Zimbabwean drug dealer, England Whats Going On??

CARDIFF, UK - A 19 year old Zimbabwean drug dealer told police that the day he was arrested as part of an operation to get heroin off Cardiff’s streets was the happiest of his life, a court heard.

Marvin Mhlanga, 19, told officers (Zimbabwean.co.uk) who charged him with supplying heroin to their undercover colleagues that he had “never been happier” because his arrest meant he would no longer be under pressure from a drugs gang.
Cardiff Crown Court heard his joy was the relief he felt in no longer being forced to peddle the class A drug in the city.
As he was jailed for three years, defence barrister Andrew Jones said: “He had been asked to hold on to a package which he lost and after that had to work off the debt.
“He is too frightened to name others involved.”
Mhlanga, the son of a Zimbabwean asylum seeker and political activist who was said to have been murdered, was waiting to take up a business studies course at Coleg Glan Hafran when he was arrested.
The court heard how, during the drugs operation, he supplied heroin to an undercover police officer on four occasions.
During one of those meetings, others with Mhlanga became suspicious of the customer they knew only as “Dave” and thought he may have been with the police.

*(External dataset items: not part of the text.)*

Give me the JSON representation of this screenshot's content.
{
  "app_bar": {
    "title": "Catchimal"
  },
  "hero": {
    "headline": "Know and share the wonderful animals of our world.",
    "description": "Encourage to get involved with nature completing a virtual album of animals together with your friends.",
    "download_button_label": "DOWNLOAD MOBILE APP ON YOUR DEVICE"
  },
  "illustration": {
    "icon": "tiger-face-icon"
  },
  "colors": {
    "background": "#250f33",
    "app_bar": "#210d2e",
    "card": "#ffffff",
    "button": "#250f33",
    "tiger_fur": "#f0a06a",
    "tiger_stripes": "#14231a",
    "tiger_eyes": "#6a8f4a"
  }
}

But “Dave” allowed himself to be searched, was allowed to go on his way and to arrange further meetings.
The teenager was eventually arrested at home in Lady Margaret Terrace, Roath.
Mr Jones said: “It’s right that he told them ‘I’ve never been happier’ – he was relieved when he was caught.”
“He left school with nine GCSEs and had a life full of promise in front of him until he fell in with the wrong crowd.”
It was that bad company which was said to have led to Mhlnaga being part of a street robbery in 2007.
On that occasion a group followed a youth into lane in Penarth, took his belongings and left him with two black eyes and a fractured jaw.
Giving him three years in a young offenders’ institution, Judge David Wynn Morgan told him: “Fortunately you yourself are not addicted – you were doing it because you got into trouble and you were being used by people who had some hold over you.
“But these are despicable crimes and there must be a lengthy sentence."